Зина испуганно сорвалась с места. Отпрянув назад, она зацепилась за табуретку и упала навзничь. Раненый слабо вскрикнул и рванулся с койки, но сейчас же безжизненно откинулся на спину и скрипнул зубами.
— Жаворонок убился!
— Ой, братцы, поднимите! Пораскрывали рты, медведи! — метались испуганные крики по палате.
Зина пришла в сознание на второй день. Но от чрезвычайной усталости и душевного потрясения была очень слаба. Вставать и разговаривать ей Виталий Корнеевич запретил.
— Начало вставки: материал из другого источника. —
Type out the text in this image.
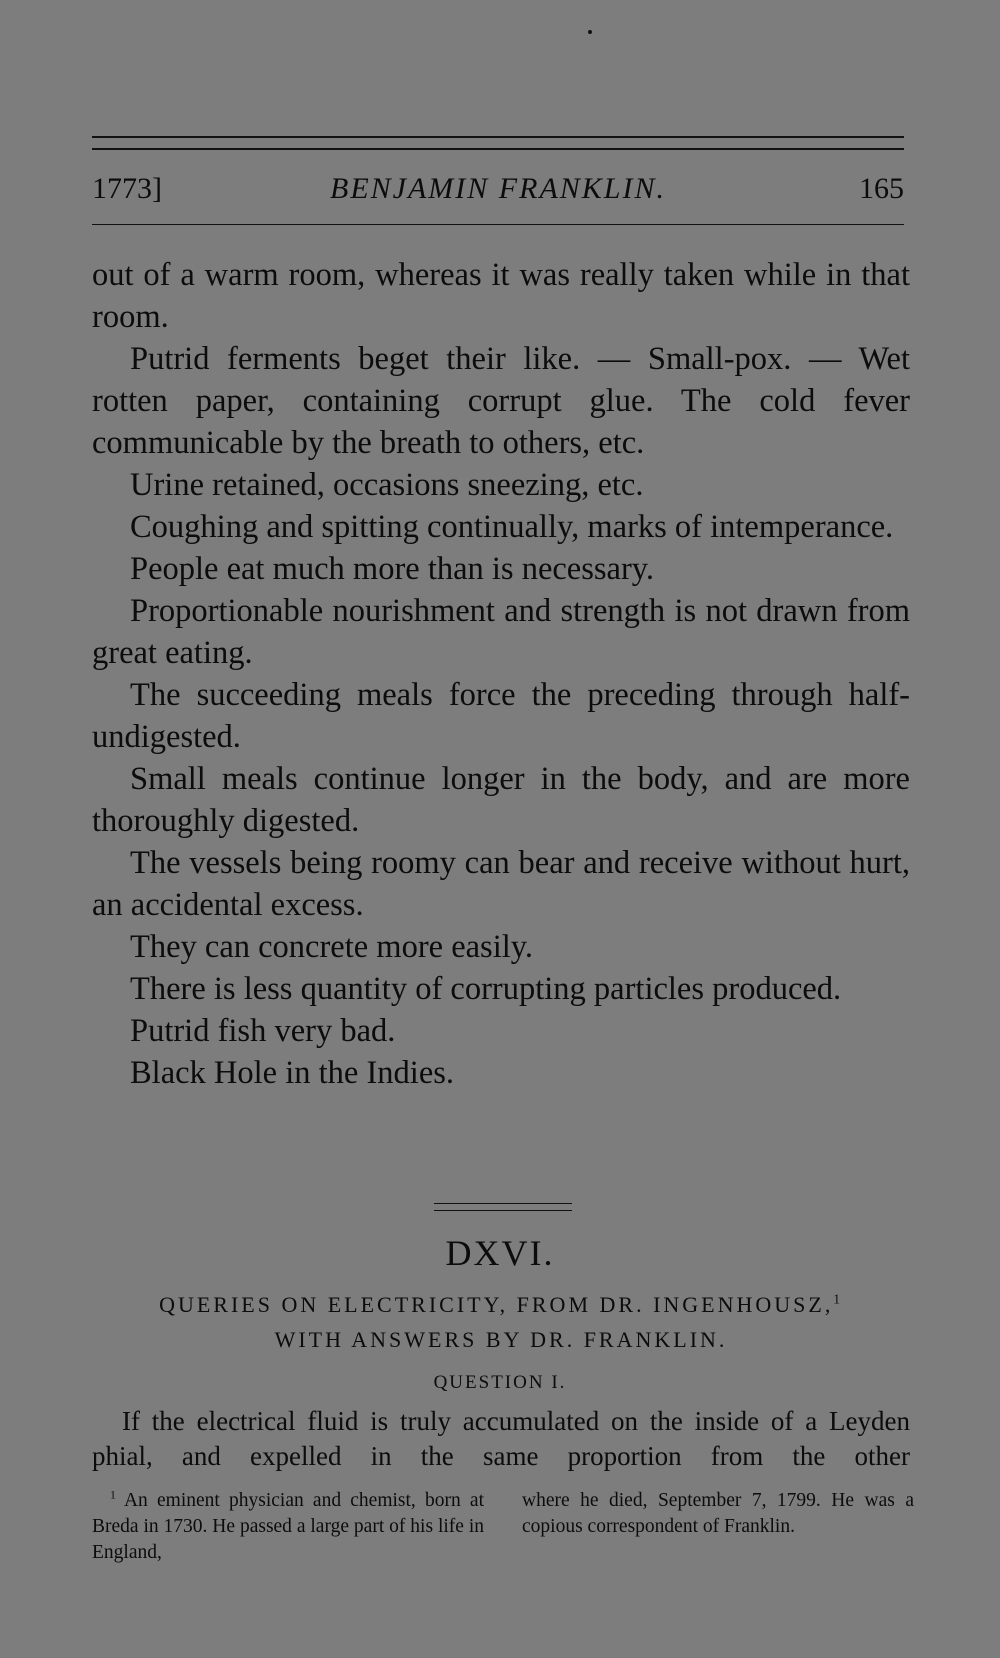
BENJAMIN FRANKLIN.
1773]	165

out of a warm room, whereas it was really taken while in that room.

Putrid ferments beget their like. — Small-pox. — Wet rotten paper, containing corrupt glue. The cold fever communicable by the breath to others, etc.

Urine retained, occasions sneezing, etc.

Coughing and spitting continually, marks of intemperance.

People eat much more than is necessary.

Proportionable nourishment and strength is not drawn from great eating.

The succeeding meals force the preceding through half-undigested.

Small meals continue longer in the body, and are more thoroughly digested.

The vessels being roomy can bear and receive without hurt, an accidental excess.

They can concrete more easily.

There is less quantity of corrupting particles produced.

Putrid fish very bad.

Black Hole in the Indies.

DXVI.
QUERIES ON ELECTRICITY, FROM DR. INGENHOUSZ,$^1$
WITH ANSWERS BY DR. FRANKLIN.
QUESTION I.

If the electrical fluid is truly accumulated on the inside of a Leyden phial, and expelled in the same proportion from the other

$^1$ An eminent physician and chemist, born at Breda in 1730. He passed a large part of his life in England,

where he died, September 7, 1799. He was a copious correspondent of Franklin.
— Что тот раненый? — первое, что спросила Зина у старенькой сиделки и неожиданно расплакалась. Она не верила себе. Не верила, что вчерашний вечер был таким, каким она его воскресила в болезненной памяти.
— Успокойся, успокойся, касатка. Отдохни, и все пройдет. Измаялась ты.
Только на шестой день Зина добилась от няни, что «тот раненый» смотрит, шевелит головой, но молчит, вроде онемел. Зина заверяла старушку, что чувствует себя уже хорошо, просила только на минутку заглянуть в палату, но та была неумолима. Тогда Зина выбрала удачный момент и попросту сбежала. У нее кружилась голова. Покачиваясь на ослабевших ногах, она медленно дошла до своей палаты и заглянула в дверь.
— Жаворонок прилетел! — радостно вскрикнули раненые, приподнимаясь на койках.
Но Зина видела только забинтованную голову. Голова росла, закрывала собою все.
— Зина! — услышала она радостный окрепший голос. — Зина!
Теперь она не могла обознаться. Сердце радостно дрогнуло.
— Вячеслав! — вскрикнула Зина и бросилась к постели Любимова.
— Брата Зина нашла!
— Какой брата — мужа!
— А это мы сейчас узнаем, — раздался веселый, как всегда, голос Виталия Корнеевича.
Зина испуганно и стыдливо обернулась назад. Размазывая по лицу слезы, встала и шагнула к Виталию Корнеевичу. В палате наступила тишина. В волнении Зина не обратила внимания на стоявшего к ней спиной военного в белом халате.
— Ну говори, Зинаида Георгиевна, кого ты нашла в моем отделении? Кто он тебе? — строго посмотрел на нее поверх очков военврач.
— Жених, — смущенно пробормотала. Зина и посмотрела в глаза Виталию Корнеевичу.
— Жених?.. Любимов? — изумленно воскликнул военный.
— Папа, папа! — крикнула Зина и бросилась к отцу. Она громко, как в детстве, расплакалась.
— Успокойся, успокойся, дочка, — гладил ее по голове Савельев, глядя на Любимова. — Он не мог умереть!..
8
В лагерь Киоси возвратился только к вечеру. На кабине его автомашины развевался красный флажок за перевыполнение дневного задания. Еще издали он заметил во дворе что-то необычное: собравшись у бараков группами, военнопленные о чем-то оживленно разговаривали, взмахивали какими-то белыми бумажками, пожимали друг другу руки. Некоторые сумрачно расхаживали вдоль изгороди, одиноко курили в разных углах. «Что бы это могло означать? — удивился Киоси. — Торжествуют и печалятся, как в день подношения жатвы первому предку императора!»